Ukraine is close to setting up three new joint ventures with European weapons producers in its effort to boost arms output during the war with Russia, the first deputy prime minister said.
Yulia Svyrydenko, who is also the economy minister, said five joint ventures with Western weapon producers had already been set up, including with German and Lithuanian companies. Several arms producers have opened offices in Ukraine.
“We have three more agreements with European companies in the final stages to set up joint ventures,” Svyrydenko told Reuters in an interview in the government headquarters in central Kyiv.

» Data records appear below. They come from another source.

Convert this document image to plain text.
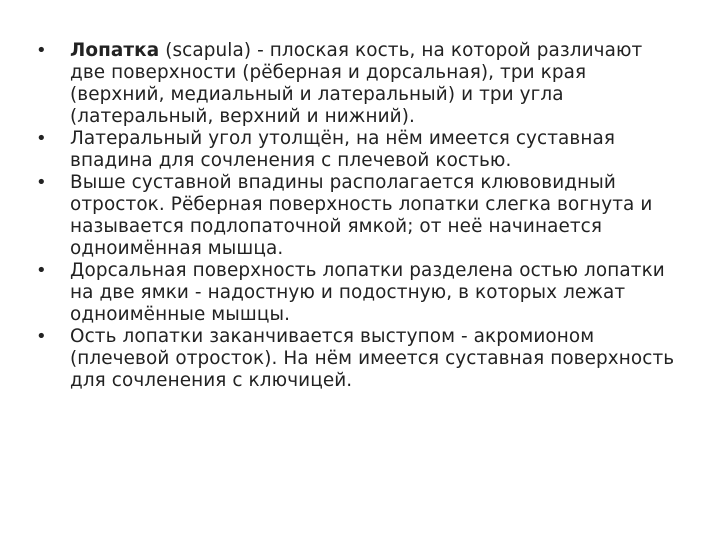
• Лопатка (scapula) - плоская кость, на которой различают две поверхности (рёберная и дорсальная), три края (верхний, медиальный и латеральный) и три угла (латеральный, верхний и нижний).
• Латеральный угол утолщён, на нём имеется суставная впадина для сочленения с плечевой костью.
• Выше суставной впадины располагается клювовидный отросток. Рёберная поверхность лопатки слегка вогнута и называется подлопаточной ямкой; от неё начинается одноимённая мышца.
• Дорсальная поверхность лопатки разделена остью лопатки на две ямки - надостную и подостную, в которых лежат одноимённые мышцы.
• Ость лопатки заканчивается выступом - акромионом (плечевой отросток). На нём имеется суставная поверхность для сочленения с ключицей.
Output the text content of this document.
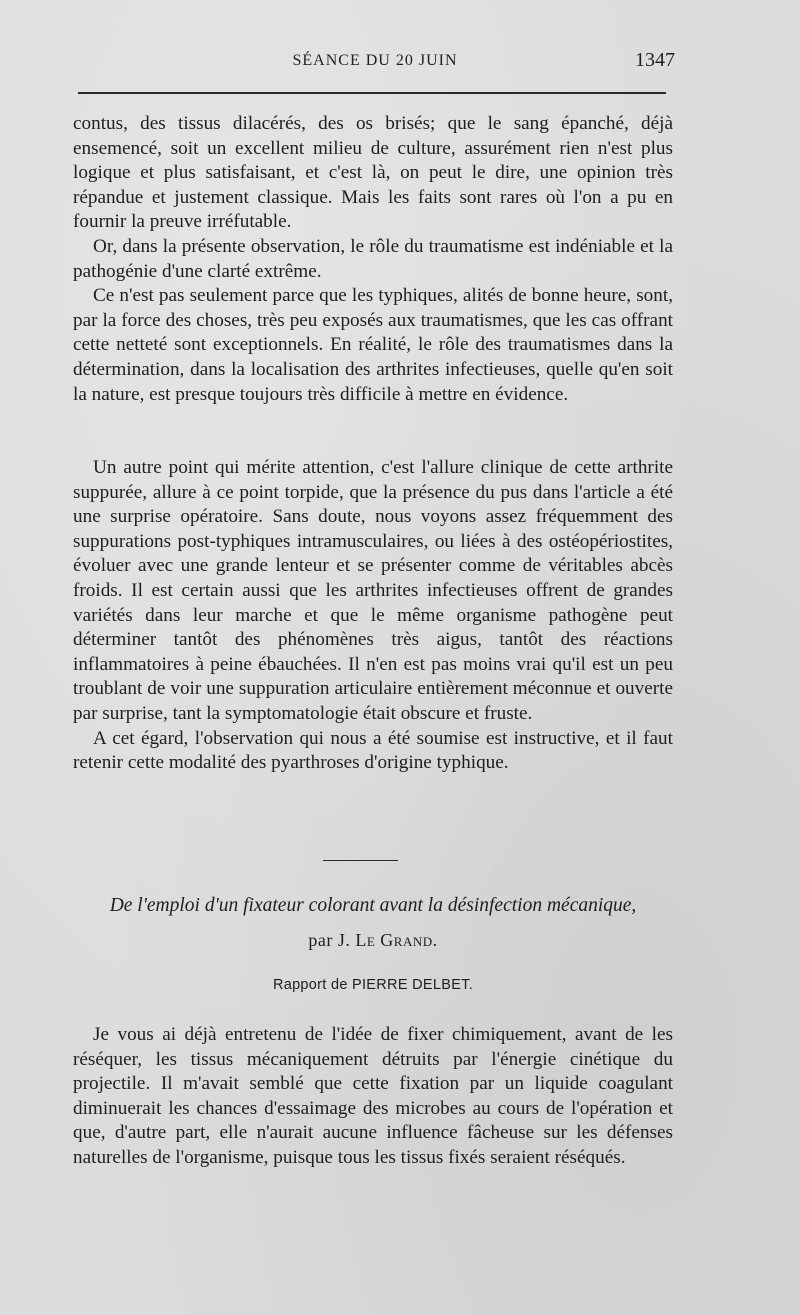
SÉANCE DU 20 JUIN	1347

contus, des tissus dilacérés, des os brisés; que le sang épanché, déjà ensemencé, soit un excellent milieu de culture, assurément rien n'est plus logique et plus satisfaisant, et c'est là, on peut le dire, une opinion très répandue et justement classique. Mais les faits sont rares où l'on a pu en fournir la preuve irréfutable.

Or, dans la présente observation, le rôle du traumatisme est indéniable et la pathogénie d'une clarté extrême.

Ce n'est pas seulement parce que les typhiques, alités de bonne heure, sont, par la force des choses, très peu exposés aux traumatismes, que les cas offrant cette netteté sont exceptionnels. En réalité, le rôle des traumatismes dans la détermination, dans la localisation des arthrites infectieuses, quelle qu'en soit la nature, est presque toujours très difficile à mettre en évidence.

Un autre point qui mérite attention, c'est l'allure clinique de cette arthrite suppurée, allure à ce point torpide, que la présence du pus dans l'article a été une surprise opératoire. Sans doute, nous voyons assez fréquemment des suppurations post-typhiques intramusculaires, ou liées à des ostéopériostites, évoluer avec une grande lenteur et se présenter comme de véritables abcès froids. Il est certain aussi que les arthrites infectieuses offrent de grandes variétés dans leur marche et que le même organisme pathogène peut déterminer tantôt des phénomènes très aigus, tantôt des réactions inflammatoires à peine ébauchées. Il n'en est pas moins vrai qu'il est un peu troublant de voir une suppuration articulaire entièrement méconnue et ouverte par surprise, tant la symptomatologie était obscure et fruste.

A cet égard, l'observation qui nous a été soumise est instructive, et il faut retenir cette modalité des pyarthroses d'origine typhique.

De l'emploi d'un fixateur colorant avant la désinfection mécanique,

par J. Le Grand.

Rapport de PIERRE DELBET.

Je vous ai déjà entretenu de l'idée de fixer chimiquement, avant de les réséquer, les tissus mécaniquement détruits par l'énergie cinétique du projectile. Il m'avait semblé que cette fixation par un liquide coagulant diminuerait les chances d'essaimage des microbes au cours de l'opération et que, d'autre part, elle n'aurait aucune influence fâcheuse sur les défenses naturelles de l'organisme, puisque tous les tissus fixés seraient réséqués.
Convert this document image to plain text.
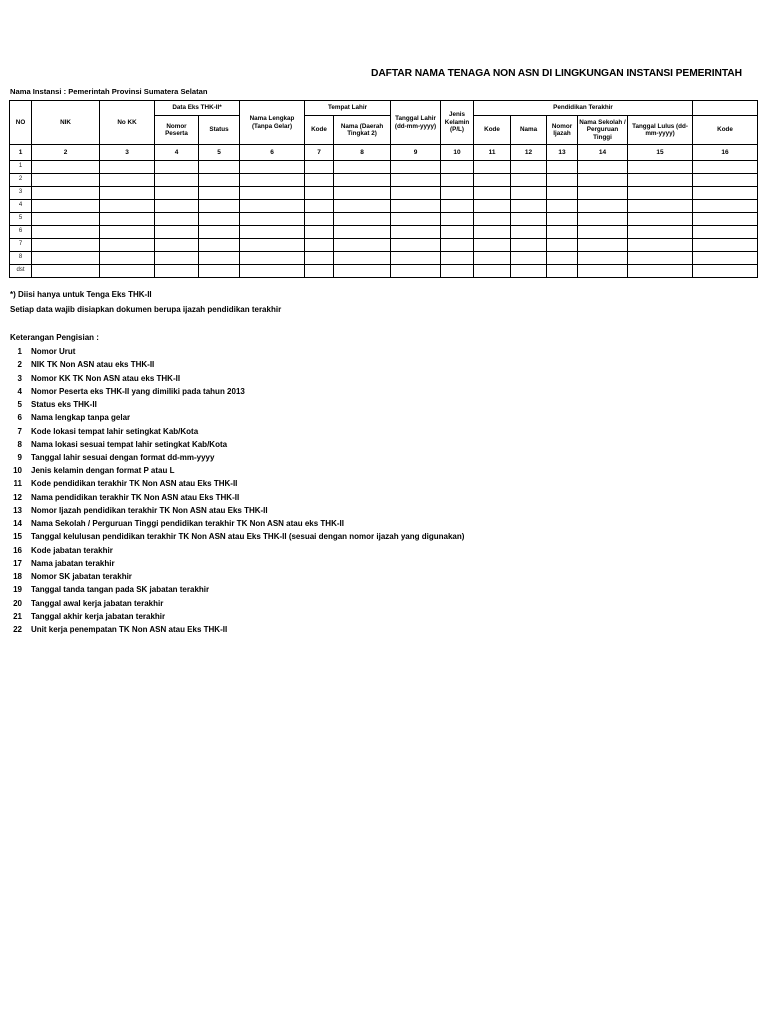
DAFTAR NAMA TENAGA NON ASN DI LINGKUNGAN INSTANSI PEMERINTAH
Nama Instansi : Pemerintah Provinsi Sumatera Selatan
NO	NIK	No KK	Data Eks THK-II*		Nama Lengkap (Tanpa Gelar)	Tempat Lahir		Tanggal Lahir (dd-mm-yyyy)	Jenis Kelamin (P/L)	Pendidikan Terakhir					
			Nomor Peserta	Status		Kode	Nama (Daerah Tingkat 2)			Kode	Nama	Nomor Ijazah	Nama Sekolah / Perguruan Tinggi	Tanggal Lulus (dd-mm-yyyy)	Kode
1	2	3	4	5	6	7	8	9	10	11	12	13	14	15	16
1															
2															
3															
4															
5															
6															
7															
8															
dst															
*) Diisi hanya untuk Tenga Eks THK-II
Setiap data wajib disiapkan dokumen berupa ijazah pendidikan terakhir
Keterangan Pengisian :
1 Nomor Urut
2 NIK TK Non ASN atau eks THK-II
3 Nomor KK TK Non ASN atau eks THK-II
4 Nomor Peserta eks THK-II yang dimiliki pada tahun 2013
5 Status eks THK-II
6 Nama lengkap tanpa gelar
7 Kode lokasi tempat lahir setingkat Kab/Kota
8 Nama lokasi sesuai tempat lahir setingkat Kab/Kota
9 Tanggal lahir sesuai dengan format dd-mm-yyyy
10 Jenis kelamin dengan format P atau L
11 Kode pendidikan terakhir TK Non ASN atau Eks THK-II
12 Nama pendidikan terakhir TK Non ASN atau Eks THK-II
13 Nomor Ijazah pendidikan terakhir TK Non ASN atau Eks THK-II
14 Nama Sekolah / Perguruan Tinggi pendidikan terakhir TK Non ASN atau eks THK-II
15 Tanggal kelulusan pendidikan terakhir TK Non ASN atau Eks THK-II (sesuai dengan nomor ijazah yang digunakan)
16 Kode jabatan terakhir
17 Nama jabatan terakhir
18 Nomor SK jabatan terakhir
19 Tanggal tanda tangan pada SK jabatan terakhir
20 Tanggal awal kerja jabatan terakhir
21 Tanggal akhir kerja jabatan terakhir
22 Unit kerja penempatan TK Non ASN atau Eks THK-II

She gave no details about the planned new ventures or the scale of the investments.
Ukraine’s military industrial production has exploded in size with state and private companies rapidly increasing their production and innovating, as the government has scrambled to respond to Russia’s full-scale invasion in February 2022.
The authorities are still tight-lipped about details of the defence industry, but President Volodymyr Zelenskiy said in October that Ukraine could produce four million drones annually and was ramping up its military production, including missiles, a “drone missile” and transport vehicles.
To maintain momentum, the government has lured foreign funds and technology to transform domestic weapon production, boosting ammunition and equipment supplies to the battlefield against a better-equipped and larger enemy.
Germany’s weapons giant Rheinmetall has already launched its first defence factory in Ukraine, specializing in the maintenance of combat vehicles, with plans to start manufacturing Lynx infantry fighting vehicles by the year’s end.
Britain-based BAE Systems, Franco-German KDNS, the Babcock defence and aerospace company and MyDefence, which specializes in counter-drone technology, have teamed up with Ukrainian producers and set up local offices.
German weapons producer Flensburger Fahrzeugbau Gesellschaft is building a service centre in Ukraine jointly with a private Ukrainian weapons producer, Svyrydenko said.
Developing domestic defence production was a boost to the broader economy, which is still smaller than prior to the war despite two years of economic growth, she said.
The weapons production sector accounted for 1.8% of the country’s gross domestic product in the first half of 2024, compared with just 0.3% in 2021, she said.